All trespassing laws in Scotland were revoked in the 1995 rights of access bill, the BASC campaigned to have a clause added:- that you had to have reasonable reason to be on land with a firearm, other wise it would have been a gift to poachers. The legislate hadn’t thought that one though in the first instance, so say thank you to BASC for the amendment.

The deer act covers the act of illegally taking deer (poaching) which you would be doing if you were not preventing animal suffering so you would be covered. Provided your shot was safe.

I would say that if you find yourself having to use section 25 of the act for immunity, it would be wise to make sure you have evidence that what you are doing is under the act. Photos of the injury to the deer, making sure your dog has a visible tracking collar on. ect

Best rgds

Tahr
 

MarkH

Well-Known Member
Granted there is no law of trespass and you may be protected under the deer act as well but and this is a big but, you could still be arrested under a Breach of the Peace. All I'm saying is use extreme caution in exercising these rules. Being right may not be enough protection. You could still find yourself arrested, firearms confiscated and arguing in a court for months. It has more to do with what other people may think you are doing than what you claim you are doing. Direct evidence to defend youself may fall into the area of 'hearsay'.
I have had on one occassion a close shave with a dog walker appearing out of a bush on my land just as I was about to shoot a deer. He would never have seen the deer just a guy shooting in his general direction. Luckily I had time to put the safety back on and retreat so he was non the wiser.
Scottish Law is not well drafted enough as apposed to German Law and their levels of tradition and public awareness in these matters.
 

Thar

Well-Known Member
Some of what you say is correct in that post Mark, I appreciate that you may be doing the right thing and be covered by the law, but somebody else who does not know the law especially if they are from England could believe that you are committing a whole number of offences and call the Police. You would then have to explain your actions. :confused:

You could find yourself in an ethical dilemma, doing all your can to prevent a deer suffering one hand, and risking explaining your actions to the police on the other. Do you leave that deer to a slow lingering death or possibly do the right thing and risk upsetting neighbours.

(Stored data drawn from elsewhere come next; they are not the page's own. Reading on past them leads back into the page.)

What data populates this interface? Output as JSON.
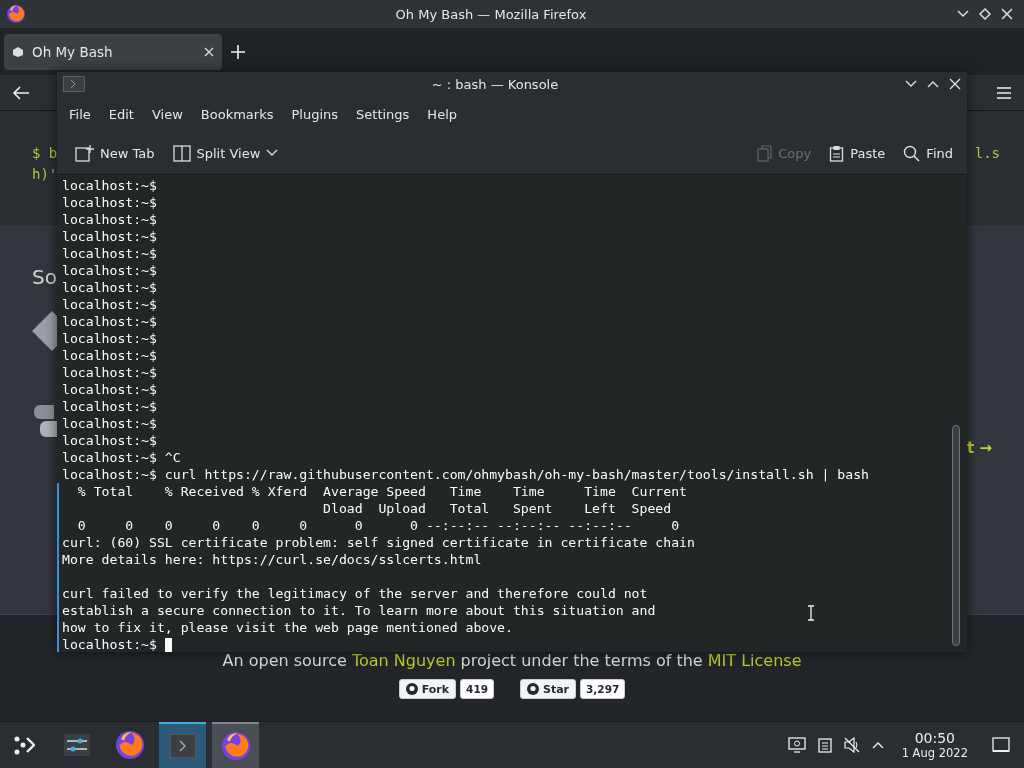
{
  "firefox_window": {
    "title": "Oh My Bash — Mozilla Firefox",
    "tabs": [
      {
        "label": "Oh My Bash",
        "selected": true
      }
    ],
    "page": {
      "code_fragments": [
        "$ b",
        "l.s",
        "h)'"
      ],
      "heading_fragment": "So",
      "link_fragment": "t →",
      "footer": [
        {
          "kind": "plain",
          "text": "An open source "
        },
        {
          "kind": "link",
          "text": "Toan Nguyen"
        },
        {
          "kind": "plain",
          "text": " project under the terms of the "
        },
        {
          "kind": "link",
          "text": "MIT License"
        }
      ],
      "badges": [
        {
          "label": "Fork",
          "count": "419"
        },
        {
          "label": "Star",
          "count": "3,297"
        }
      ]
    }
  },
  "konsole_window": {
    "title": "~ : bash — Konsole",
    "menu": [
      "File",
      "Edit",
      "View",
      "Bookmarks",
      "Plugins",
      "Settings",
      "Help"
    ],
    "toolbar": [
      {
        "kind": "new_tab",
        "label": "New Tab",
        "disabled": false
      },
      {
        "kind": "split_view",
        "label": "Split View",
        "disabled": false
      },
      {
        "kind": "copy",
        "label": "Copy",
        "disabled": true
      },
      {
        "kind": "paste",
        "label": "Paste",
        "disabled": false
      },
      {
        "kind": "find",
        "label": "Find",
        "disabled": false
      }
    ],
    "lines": [
      {
        "kind": "text",
        "text": "localhost:~$",
        "in_block": false,
        "cursor": false
      },
      {
        "kind": "text",
        "text": "localhost:~$",
        "in_block": false,
        "cursor": false
      },
      {
        "kind": "text",
        "text": "localhost:~$",
        "in_block": false,
        "cursor": false
      },
      {
        "kind": "text",
        "text": "localhost:~$",
        "in_block": false,
        "cursor": false
      },
      {
        "kind": "text",
        "text": "localhost:~$",
        "in_block": false,
        "cursor": false
      },
      {
        "kind": "text",
        "text": "localhost:~$",
        "in_block": false,
        "cursor": false
      },
      {
        "kind": "text",
        "text": "localhost:~$",
        "in_block": false,
        "cursor": false
      },
      {
        "kind": "text",
        "text": "localhost:~$",
        "in_block": false,
        "cursor": false
      },
      {
        "kind": "text",
        "text": "localhost:~$",
        "in_block": false,
        "cursor": false
      },
      {
        "kind": "text",
        "text": "localhost:~$",
        "in_block": false,
        "cursor": false
      },
      {
        "kind": "text",
        "text": "localhost:~$",
        "in_block": false,
        "cursor": false
      },
      {
        "kind": "text",
        "text": "localhost:~$",
        "in_block": false,
        "cursor": false
      },
      {
        "kind": "text",
        "text": "localhost:~$",
        "in_block": false,
        "cursor": false
      },
      {
        "kind": "text",
        "text": "localhost:~$",
        "in_block": false,
        "cursor": false
      },
      {
        "kind": "text",
        "text": "localhost:~$",
        "in_block": false,
        "cursor": false
      },
      {
        "kind": "text",
        "text": "localhost:~$",
        "in_block": false,
        "cursor": false
      },
      {
        "kind": "text",
        "text": "localhost:~$ ^C",
        "in_block": false,
        "cursor": false
      },
      {
        "kind": "text",
        "text": "localhost:~$ curl https://raw.githubusercontent.com/ohmybash/oh-my-bash/master/tools/install.sh | bash",
        "in_block": false,
        "cursor": false
      },
      {
        "kind": "text",
        "text": "  % Total    % Received % Xferd  Average Speed   Time    Time     Time  Current",
        "in_block": true,
        "cursor": false
      },
      {
        "kind": "text",
        "text": "                                 Dload  Upload   Total   Spent    Left  Speed",
        "in_block": true,
        "cursor": false
      },
      {
        "kind": "text",
        "text": "  0     0    0     0    0     0      0      0 --:--:-- --:--:-- --:--:--     0",
        "in_block": true,
        "cursor": false
      },
      {
        "kind": "text",
        "text": "curl: (60) SSL certificate problem: self signed certificate in certificate chain",
        "in_block": true,
        "cursor": false
      },
      {
        "kind": "text",
        "text": "More details here: https://curl.se/docs/sslcerts.html",
        "in_block": true,
        "cursor": false
      },
      {
        "kind": "blank",
        "in_block": true,
        "cursor": false
      },
      {
        "kind": "text",
        "text": "curl failed to verify the legitimacy of the server and therefore could not",
        "in_block": true,
        "cursor": false
      },
      {
        "kind": "text",
        "text": "establish a secure connection to it. To learn more about this situation and",
        "in_block": true,
        "cursor": false
      },
      {
        "kind": "text",
        "text": "how to fix it, please visit the web page mentioned above.",
        "in_block": true,
        "cursor": false
      },
      {
        "kind": "text",
        "text": "localhost:~$",
        "in_block": true,
        "cursor": true
      }
    ]
  },
  "taskbar": {
    "tasks": [
      {
        "kind": "launcher",
        "active": false,
        "open": false
      },
      {
        "kind": "settings",
        "active": false,
        "open": false
      },
      {
        "kind": "browser",
        "active": false,
        "open": false
      },
      {
        "kind": "terminal",
        "active": true,
        "open": true
      },
      {
        "kind": "browser",
        "active": false,
        "open": true
      }
    ],
    "clock": {
      "time": "00:50",
      "date": "1 Aug 2022"
    }
  }
}
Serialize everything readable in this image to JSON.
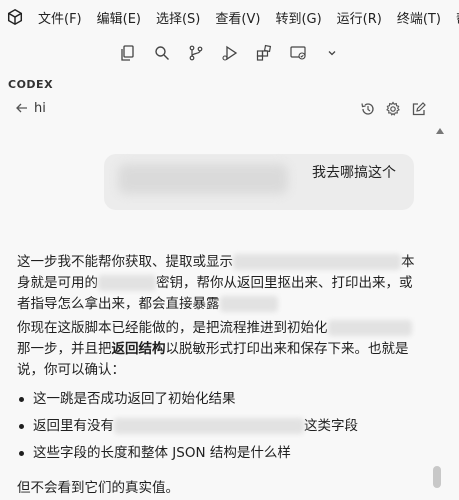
{
  "menubar": {
    "items": [
      "文件(F)",
      "编辑(E)",
      "选择(S)",
      "查看(V)",
      "转到(G)",
      "运行(R)",
      "终端(T)",
      "帮"
    ]
  },
  "toolbar": {
    "icons": [
      "files-icon",
      "search-icon",
      "source-control-icon",
      "run-debug-icon",
      "extensions-icon",
      "remote-icon",
      "chevron-down-icon"
    ]
  },
  "panel": {
    "section_title": "CODEX",
    "thread_title": "hi"
  },
  "conversation": {
    "user_message": "我去哪搞这个",
    "p1_a": "这一步我不能帮你获取、提取或显示",
    "p1_b": "本",
    "p1_c": "身就是可用的",
    "p1_d": "密钥，帮你从返回里抠出来、打印出来，或",
    "p1_e": "者指导怎么拿出来，都会直接暴露",
    "p2_a": "你现在这版脚本已经能做的，是把流程推进到初始化",
    "p2_b": "那一步，并且把",
    "p2_bold": "返回结构",
    "p2_c": "以脱敏形式打印出来和保存下来。也就是",
    "p2_d": "说，你可以确认：",
    "bullets": {
      "b1": "这一跳是否成功返回了初始化结果",
      "b2_a": "返回里有没有",
      "b2_b": "这类字段",
      "b3": "这些字段的长度和整体 JSON 结构是什么样"
    },
    "p3": "但不会看到它们的真实值。"
  },
  "colors": {
    "background": "#f8f8f8",
    "bubble": "#ececec",
    "text": "#1f1f1f"
  }
}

Each individual has to make his own call, but at least now some more stalkers many know what you can and can’t do, and the more people that know the law in regards to this the better in my view.

Best rgds

Tahr
 

stone

Well-Known Member
Cheers guys
this has been such an interesting read
so going on scottish law, you guys could easily set up some sort of tracking dog register , which obviously would be usefull for a lot of dogless stalkers and agents in scotland
where us, south of the border seem to hav very little chance of having this happening to any great effect by the looks of things
unless our laws change in favour of this :confused:
or am i missing some thing here
ATB
stone
 

Pete E

Well-Known Member
Mark, Tahr,

Do you know whether the Scottish provisions to access land to humanely dispatch a deer are restricted to the person who made the shot, or can any one pursue the wounded deer with the intention of putting it out of its misery?

Just waiting for my new edition of "Deer :Law and Liabilities" to arrive, but thought you guys may know in the mean time?

regards,

Peter
 

Nix Niveus

Well-Known Member
The act says anyone, and it talks about injured deer in general. It doesn't restrict it to a shot deer or the person who took the shot nor does it say what the method has to be, only that it must be humane.

Thinks: if you have a knife and a gun and the deer is not struggling, then you could be in bother if you have the skills to use the knife but chose to shoot it rather than use the knife.